An exclusion zone around the plaintiff's home or office is one of the most effective ways of protecting a victim against a stalker. Exclusion zone orders are commonly made under the 1983 Matrimonial Homes Act or the 1976 Domestic Violence and Matrimonial Proceedings Act, with the result that many ex-partners are forbidden to come within 200 yards of the former family home. However, such legislation only applies to the matrimonial or co-habitation relationship, and the orders have no force in common law.

Nevertheless, the common-law position was strengthened in July 1995 by the decision of the Court of Appeal in the case of Burris v Azadani, which centred on the validity of a 250-yard exclusion zone which Wandsworth County Court had placed around the plaintiff's house to protect her from Mr Azadani. He tested the order on two occasions when he was seen bicycling down the street where the plaintiff lived and passing within 20 yards of her house.

Although he did not try to make contact with her or commit an act of trespass, five days later he was sentenced to three months' imprisonment for contempt of court in breaching the order. In the Court of Appeal six days later, he founded his unsuccessful appeal broadly on the principles that he was exercising his freedom to travel along the public highway; Ms Burris had no interest capable of being protected in law as he had not perpetrated a trespass; and the County Court was wrong to impose an exclusion zone order at common law because it constituted a clear breach of the present County Court Rules.

Throughout his judgment the Master of the Rolls, Sir Thomas Bingham, refers to the doctrine of "legitimate interests" apparently distinguishing such interests from those which are or may be capable of being protected as a tort. In doing so, he was already adopting what might be described as a common sense approach as opposed to a legalistic view and his judgment is to be commended.

His Lordship defined "legitimate interests" in cases like this as the right of the victim to the court's protection against any behaviour "which may be highly stressful and disturbing to a plaintiff". In its decision the Court of Appeal made it clear that courts are entitled to adopt a "reconciliation of interests" test between the parties. The court considered that the restraining order was necessary for the protection of the plaintiff's legitimate interests, even though those interests might not normally attract the full protection of the law. (The right of privacy is only a relative right in English law and does not nominally ground a cause of action on its own.)

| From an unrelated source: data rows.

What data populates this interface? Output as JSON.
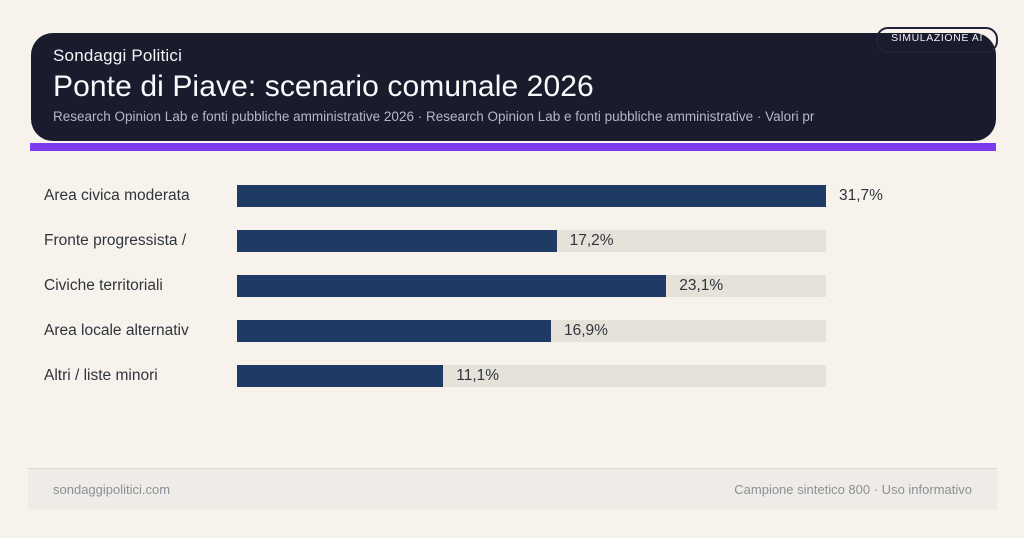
{
  "header": {
    "badge": "SIMULAZIONE AI",
    "brand": "Sondaggi Politici",
    "title": "Ponte di Piave: scenario comunale 2026",
    "subtitle": "Research Opinion Lab e fonti pubbliche amministrative 2026 · Research Opinion Lab e fonti pubbliche amministrative · Valori pr"
  },
  "chart_data": {
    "type": "bar",
    "orientation": "horizontal",
    "categories": [
      "Area civica moderata",
      "Fronte progressista /",
      "Civiche territoriali",
      "Area locale alternativ",
      "Altri / liste minori"
    ],
    "values": [
      31.7,
      17.2,
      23.1,
      16.9,
      11.1
    ],
    "value_labels": [
      "31,7%",
      "17,2%",
      "23,1%",
      "16,9%",
      "11,1%"
    ],
    "xlim": [
      0,
      31.7
    ],
    "grid": false,
    "legend": "none",
    "bar_color": "#1f3a64",
    "track_color": "#e6e2da"
  },
  "footer": {
    "left": "sondaggipolitici.com",
    "right": "Campione sintetico 800 · Uso informativo"
  },
  "colors": {
    "page_background": "#f7f2eb",
    "card_background": "#1a1b2d",
    "accent_purple": "#7c3bec",
    "bar_navy": "#1f3a64",
    "bar_track": "#e6e2da",
    "label_text": "#2f353e",
    "subtitle_text": "#b5b8c6",
    "footer_text": "#8b9097"
  }
}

The Princess Royal could have founded a civil action under the tort of harassment. She could have limited her claim to applying for injunctions preventing Mr Quinn from either harassing or interfering with her public and private life.

It is not at present clear what powers the courts are prepared to exercise in these cases. Although Mr Quinn could be ordered not to come within the immediate vicinity of her residences or ordinary places of work, there was no chance to establish a principle regarding wider orders because the Quinn case was not brought before the civil courts. If it had been, the Princess Royal could have rendered a great service to the numerous victims of stalkers whose quality of life is seriously impaired and whose lives are often at risk of violence.

The author is a solicitor-advocate who opens his own firm tomorrow. He conducted the case of Burris v Azadani in the Court of Appeal.